第340話
イザーク兄様は真剣な顔で乗合馬車を見つめている。
「ミーシャ、馬車を買うのはいいが、御者はどうする」
その言葉に、一瞬、頭が真っ白になる。
「あー……イザーク兄様は……やったことない?」
「いや、無くはないが、私だけではな」
確かに、私はやったことはないけど、長時間の運転は車でも大変だった気がする。助手席専門でナビしかしたことなかったけど。
それをイザーク兄様だけに任せるのは、確かに大変だし、万が一の時、すぐに動けない可能性の方が高いか。魔物は私の力である程度は襲ってこないだろうけど……盗賊とかは、また別だものね。やたらと精霊王様に頼るのも……なぁ。
「そうだよねぇ……私もやったことないしなぁ」
大概、双子とかイザーク兄様と一緒に馬での移動だったしなぁ。
ここでも馬での移動にするか。いいアイデアだとは思ったのだが。
『ふむ、美佐江』
「何?」
そう言って不意に現れたのは、今日の担当の火の精霊王様。当然、ミニチュア版が、私の肩の上に座っている。
『もしよければ、この町に御者を任せられそうな者がいるようなのだがな』
「え?」
『私の信者……のような者たちなんだが』
「え、信者? まさか、エルフ?」
この国で精霊を信仰していると言うと、あの怪しいエルフしか頭に浮かばなかくて、思わず顔を顰めてしまう。ああ、どんどんエルフのイメージが……
『何を言っとる。獣人じゃよ、獣人』
「エルフじゃないの?」
『うむ、確かにこの町には数人、エルフはおるがなぁ、お前を任せられそうなのはおらん』
どうも、あの厄介そうな宿のエルフを見て、精霊王様たちでお話し合いが持たれたそうで。早速、この町の調査をしたらしい。

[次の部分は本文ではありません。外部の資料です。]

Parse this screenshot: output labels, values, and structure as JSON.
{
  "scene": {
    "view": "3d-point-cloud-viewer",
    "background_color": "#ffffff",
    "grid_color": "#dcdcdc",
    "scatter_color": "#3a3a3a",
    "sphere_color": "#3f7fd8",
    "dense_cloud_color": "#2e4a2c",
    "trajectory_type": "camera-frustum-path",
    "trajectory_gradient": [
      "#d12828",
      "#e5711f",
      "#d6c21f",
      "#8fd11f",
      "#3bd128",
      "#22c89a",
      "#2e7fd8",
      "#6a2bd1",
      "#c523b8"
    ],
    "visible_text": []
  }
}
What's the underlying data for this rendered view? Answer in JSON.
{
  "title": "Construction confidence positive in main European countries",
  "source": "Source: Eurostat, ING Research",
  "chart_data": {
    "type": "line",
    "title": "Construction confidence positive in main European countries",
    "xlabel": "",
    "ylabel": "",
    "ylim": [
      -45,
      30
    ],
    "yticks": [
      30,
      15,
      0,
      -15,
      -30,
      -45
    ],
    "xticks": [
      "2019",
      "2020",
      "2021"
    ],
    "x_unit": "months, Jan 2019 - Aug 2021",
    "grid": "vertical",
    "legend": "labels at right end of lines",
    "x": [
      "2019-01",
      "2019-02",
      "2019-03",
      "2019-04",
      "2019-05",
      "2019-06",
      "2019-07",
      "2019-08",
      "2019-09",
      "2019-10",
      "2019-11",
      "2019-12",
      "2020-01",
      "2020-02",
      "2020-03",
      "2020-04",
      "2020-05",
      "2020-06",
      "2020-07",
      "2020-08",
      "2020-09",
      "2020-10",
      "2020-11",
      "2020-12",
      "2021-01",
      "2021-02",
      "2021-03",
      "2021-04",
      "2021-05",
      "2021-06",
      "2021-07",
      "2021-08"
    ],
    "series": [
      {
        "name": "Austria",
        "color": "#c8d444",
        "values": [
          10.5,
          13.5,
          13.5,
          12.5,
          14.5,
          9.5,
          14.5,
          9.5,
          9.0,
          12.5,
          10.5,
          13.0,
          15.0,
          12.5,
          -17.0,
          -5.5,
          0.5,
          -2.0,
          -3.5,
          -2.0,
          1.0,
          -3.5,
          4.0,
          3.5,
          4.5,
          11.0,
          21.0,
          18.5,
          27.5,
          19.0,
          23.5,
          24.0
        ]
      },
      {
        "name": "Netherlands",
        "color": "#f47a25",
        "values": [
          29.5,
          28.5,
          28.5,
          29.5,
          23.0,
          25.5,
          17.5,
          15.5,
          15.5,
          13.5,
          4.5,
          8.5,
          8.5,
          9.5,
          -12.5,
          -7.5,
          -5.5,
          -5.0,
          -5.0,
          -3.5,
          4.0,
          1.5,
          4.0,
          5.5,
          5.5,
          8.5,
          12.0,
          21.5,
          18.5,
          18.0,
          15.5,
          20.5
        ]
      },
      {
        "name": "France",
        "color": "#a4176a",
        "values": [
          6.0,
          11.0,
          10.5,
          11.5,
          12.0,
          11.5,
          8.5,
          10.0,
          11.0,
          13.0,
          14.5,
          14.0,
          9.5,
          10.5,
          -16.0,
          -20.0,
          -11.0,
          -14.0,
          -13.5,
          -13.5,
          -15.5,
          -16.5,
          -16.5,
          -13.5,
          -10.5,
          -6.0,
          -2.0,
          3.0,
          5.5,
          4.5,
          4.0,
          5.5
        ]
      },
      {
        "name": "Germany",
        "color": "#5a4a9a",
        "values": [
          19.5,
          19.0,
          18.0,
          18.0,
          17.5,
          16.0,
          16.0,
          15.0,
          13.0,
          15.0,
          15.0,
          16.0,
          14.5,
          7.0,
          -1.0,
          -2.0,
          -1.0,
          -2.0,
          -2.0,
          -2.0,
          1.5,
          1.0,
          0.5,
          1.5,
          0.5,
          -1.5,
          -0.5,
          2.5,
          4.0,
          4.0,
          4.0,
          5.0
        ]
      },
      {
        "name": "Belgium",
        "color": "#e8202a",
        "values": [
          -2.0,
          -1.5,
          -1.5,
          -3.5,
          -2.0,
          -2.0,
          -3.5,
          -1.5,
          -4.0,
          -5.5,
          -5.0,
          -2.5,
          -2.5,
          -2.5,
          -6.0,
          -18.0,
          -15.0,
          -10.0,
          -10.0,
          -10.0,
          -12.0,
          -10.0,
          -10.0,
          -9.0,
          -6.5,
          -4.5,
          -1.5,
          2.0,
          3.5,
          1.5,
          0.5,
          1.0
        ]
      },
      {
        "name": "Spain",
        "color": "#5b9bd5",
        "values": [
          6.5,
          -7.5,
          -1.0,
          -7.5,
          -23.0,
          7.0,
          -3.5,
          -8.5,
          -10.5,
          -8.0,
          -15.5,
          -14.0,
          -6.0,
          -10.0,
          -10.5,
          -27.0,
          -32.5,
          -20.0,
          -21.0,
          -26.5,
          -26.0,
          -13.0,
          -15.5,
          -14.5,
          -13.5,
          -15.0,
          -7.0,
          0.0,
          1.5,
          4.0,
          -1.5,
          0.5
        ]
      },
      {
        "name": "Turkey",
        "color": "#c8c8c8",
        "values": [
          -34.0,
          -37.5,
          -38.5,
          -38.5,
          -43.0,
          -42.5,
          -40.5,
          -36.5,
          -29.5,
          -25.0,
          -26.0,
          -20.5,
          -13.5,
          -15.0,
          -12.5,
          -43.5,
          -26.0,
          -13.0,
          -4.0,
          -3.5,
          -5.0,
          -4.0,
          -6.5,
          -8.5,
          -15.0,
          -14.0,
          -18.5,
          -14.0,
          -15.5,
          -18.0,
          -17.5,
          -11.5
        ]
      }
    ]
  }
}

……『精霊王』なのに、イザーク兄様並みに過保護になってませんか?
「でもさ、エルフって、精霊を敬ってるって話だったよね」
『多くはそうだ。しかし、この町におるのは……あまり質がよくない』
眉間に盛大な皺がよってますよ?
その様子に、あんまり詳しくは聞いてはいけない気がした。
『とにかくだな、目星はつけてある。私の後をついてこい……そうだ、先触れを出しておこうか』
そう言うとすぐに、火の精霊王様よりも一回り小さくて、もう少し派手でない子が一人、ぽよんと現れ、ぺこりと頭を下げたかと思ったら、ヒュンッと消えてしまった。
『よし、あっちだな』
何やらご機嫌な精霊王様に、ついていって大丈夫なのか、逆に心配になる。
町の大通りを、スイスイと人の流れを縫うように動く火の精霊王様。しかし、誰もそれに気付かないっていう不思議。私とイザーク兄様にだけ見えるようにしてるって、凄いな。
「あ、痛っ」
私はイザーク兄様のマントの端を掴みながら歩いていたのだが、私よりも体格のいい男の子にぶつかってしまった。それでもマントの端を離さなかったせいで、イザーク兄様の方が引っ張られたことに気付いたようだ。
「ミーシャ!? どうかしたか!」
「ごめん、ごめん、大丈夫、それよりも、君……あれ?」
ぶつかった子の方が大丈夫かな? と思ったのに、その子の姿は、もうなかった。
「……まぁ、いっか」
私は肩をすくめると……イザーク兄様に抱えあげられた。おい、私はそんなお子様じゃないぞ!?
「……兄様」
「これなら、ぶつかることもあるまい?」
「いや、そうだけどさ」
中身おばちゃんには、ちょいとばかり……いや、かなり恥ずかしいんだけど。
『美佐江、イザーク、早くしろ』
「すみません」
「ごめーん」
呆れたような火の精霊王様の声に、私たちは同時に謝って、思わず、笑ってしまう。
『もう少しだから、早くいくぞ』
「はいはい……はぁ、兄様、お願いしますね」
「おう」
私たちは、火の精霊王様の後を追い、港の方へと向かうのであった。
…… イザーク兄様がご機嫌だったのは言うまでもない。
* * *
港町の裏町には、表通りに出てこないような連中が、いくらでもいる。
薄暗がりの中をニヤニヤしながら歩いている子供もその一人。
先ほど、ミーシャにぶつかった子供だ。
「やったね、こんな上等な髪飾りだったら、親分も喜んでくれるかな」
ミーシャはまだ気付いていないが、あの忌々しいエルフに渡された髪飾りは、この子供によって掏られていた。
「いくらぐらいになるんかなぁ」
掏りの頭に渡す時に、盛大に褒められることを期待しながら、子供は裏町の舗装されていない道を嬉しそうに走っていった。